The President looked at Mike Brannon. “That sound authentic to you? Would that be what they would do if they were thinking about firing their missiles?”
“It’s not what we would do,” Brannon said slowly. “Our procedures are different. The naval officer with the Football, with your up to date codes for ordering our submarines to fire, would give you the black book and you’d prepare the firing order.
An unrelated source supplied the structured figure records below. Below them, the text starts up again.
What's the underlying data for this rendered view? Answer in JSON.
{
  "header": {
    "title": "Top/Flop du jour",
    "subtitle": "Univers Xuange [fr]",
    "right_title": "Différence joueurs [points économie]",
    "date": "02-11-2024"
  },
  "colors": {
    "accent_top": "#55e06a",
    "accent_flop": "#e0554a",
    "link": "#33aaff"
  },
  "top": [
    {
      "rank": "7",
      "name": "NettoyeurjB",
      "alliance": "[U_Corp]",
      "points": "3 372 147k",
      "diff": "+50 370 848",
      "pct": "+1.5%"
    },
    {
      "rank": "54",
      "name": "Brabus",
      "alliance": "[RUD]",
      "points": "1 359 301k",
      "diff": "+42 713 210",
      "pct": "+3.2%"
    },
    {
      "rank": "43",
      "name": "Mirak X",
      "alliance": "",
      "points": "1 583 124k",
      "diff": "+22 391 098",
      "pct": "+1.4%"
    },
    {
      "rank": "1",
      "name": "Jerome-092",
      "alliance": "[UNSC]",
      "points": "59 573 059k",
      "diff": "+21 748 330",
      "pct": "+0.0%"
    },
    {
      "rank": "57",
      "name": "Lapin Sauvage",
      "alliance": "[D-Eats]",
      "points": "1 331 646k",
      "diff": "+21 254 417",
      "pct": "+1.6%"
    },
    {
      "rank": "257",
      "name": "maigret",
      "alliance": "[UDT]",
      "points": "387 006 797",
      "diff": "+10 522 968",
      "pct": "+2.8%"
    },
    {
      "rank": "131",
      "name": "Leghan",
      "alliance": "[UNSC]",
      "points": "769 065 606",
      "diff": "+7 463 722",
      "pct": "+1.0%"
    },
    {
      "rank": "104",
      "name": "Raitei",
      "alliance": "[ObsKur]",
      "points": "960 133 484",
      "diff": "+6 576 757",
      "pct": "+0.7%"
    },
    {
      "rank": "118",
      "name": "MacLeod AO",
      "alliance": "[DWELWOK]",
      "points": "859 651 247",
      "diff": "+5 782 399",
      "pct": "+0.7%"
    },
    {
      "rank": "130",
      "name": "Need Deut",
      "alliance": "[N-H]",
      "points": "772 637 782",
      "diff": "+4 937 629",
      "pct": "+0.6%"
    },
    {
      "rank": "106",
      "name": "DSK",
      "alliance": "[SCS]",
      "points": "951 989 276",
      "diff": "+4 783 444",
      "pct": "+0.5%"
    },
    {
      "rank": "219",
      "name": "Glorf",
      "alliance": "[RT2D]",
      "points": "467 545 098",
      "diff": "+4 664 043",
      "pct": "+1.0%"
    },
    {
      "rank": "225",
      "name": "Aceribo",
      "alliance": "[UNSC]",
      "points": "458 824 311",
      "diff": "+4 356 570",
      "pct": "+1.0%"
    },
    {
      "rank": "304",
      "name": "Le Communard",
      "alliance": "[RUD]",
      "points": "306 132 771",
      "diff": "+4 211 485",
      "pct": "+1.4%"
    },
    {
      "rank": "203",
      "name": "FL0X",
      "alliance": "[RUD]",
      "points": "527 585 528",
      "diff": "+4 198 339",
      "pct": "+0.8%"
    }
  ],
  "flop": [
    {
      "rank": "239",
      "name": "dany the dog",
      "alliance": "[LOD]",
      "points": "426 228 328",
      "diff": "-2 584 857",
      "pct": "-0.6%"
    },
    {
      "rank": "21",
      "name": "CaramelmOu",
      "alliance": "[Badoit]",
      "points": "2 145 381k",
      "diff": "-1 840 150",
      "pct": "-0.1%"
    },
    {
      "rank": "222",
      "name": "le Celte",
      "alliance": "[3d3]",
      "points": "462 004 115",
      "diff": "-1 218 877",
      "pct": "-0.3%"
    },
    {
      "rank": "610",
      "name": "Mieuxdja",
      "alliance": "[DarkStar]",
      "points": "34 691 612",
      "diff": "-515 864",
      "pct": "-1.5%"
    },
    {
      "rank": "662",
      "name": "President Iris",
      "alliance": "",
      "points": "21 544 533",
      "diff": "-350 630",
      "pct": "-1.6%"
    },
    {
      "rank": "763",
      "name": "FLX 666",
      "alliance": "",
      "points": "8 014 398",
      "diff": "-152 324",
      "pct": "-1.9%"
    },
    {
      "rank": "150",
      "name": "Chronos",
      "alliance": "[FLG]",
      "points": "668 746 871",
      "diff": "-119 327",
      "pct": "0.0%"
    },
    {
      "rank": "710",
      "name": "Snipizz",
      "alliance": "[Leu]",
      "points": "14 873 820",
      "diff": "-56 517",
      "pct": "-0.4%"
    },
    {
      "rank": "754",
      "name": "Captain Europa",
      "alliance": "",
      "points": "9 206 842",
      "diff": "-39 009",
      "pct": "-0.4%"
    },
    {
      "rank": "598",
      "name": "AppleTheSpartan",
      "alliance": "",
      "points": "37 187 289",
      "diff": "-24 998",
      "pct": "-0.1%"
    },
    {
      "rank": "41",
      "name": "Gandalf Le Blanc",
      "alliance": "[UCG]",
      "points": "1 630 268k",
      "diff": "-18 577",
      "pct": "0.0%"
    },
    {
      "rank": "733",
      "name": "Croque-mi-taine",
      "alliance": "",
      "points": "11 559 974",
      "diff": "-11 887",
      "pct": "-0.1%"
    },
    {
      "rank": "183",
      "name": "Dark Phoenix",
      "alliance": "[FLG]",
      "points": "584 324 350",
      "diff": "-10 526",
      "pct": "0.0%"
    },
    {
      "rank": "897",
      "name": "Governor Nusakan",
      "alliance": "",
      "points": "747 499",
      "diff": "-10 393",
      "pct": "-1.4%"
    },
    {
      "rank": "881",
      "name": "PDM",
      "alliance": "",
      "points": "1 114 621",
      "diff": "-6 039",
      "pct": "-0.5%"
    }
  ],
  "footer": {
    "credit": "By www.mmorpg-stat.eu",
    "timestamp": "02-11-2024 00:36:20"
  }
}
“I don’t know what their procedures are. I don’t think anyone knows. We’ve always assumed that they would operate somewhat as we do.”
“I’ve been around Khrushchev when he was out of the Soviet Union and I never saw anyone with anything like our Football procedure,” Goldman said. “When he visited the United States he wasn’t even in communication with Moscow for days at a time.” He pulled his pipe and tobacco pouch out of his trouser pocket and carefully filled the pipe.
“It might be,” he said in a thoughtful voice, “it just might be that Admiral Zurahv is covering his retreat. If the Politburo meeting goes badly for his side he’d have time to call off the missile launch.”
“Or he could order the operation to go forward even if his side loses this afternoon and then take over the government,” Captain Steel said in his harsh voice. “It would be a fait accompli situation.”
“No,” the President said. “I don’t think so. Brezhnev would have him shot within minutes.”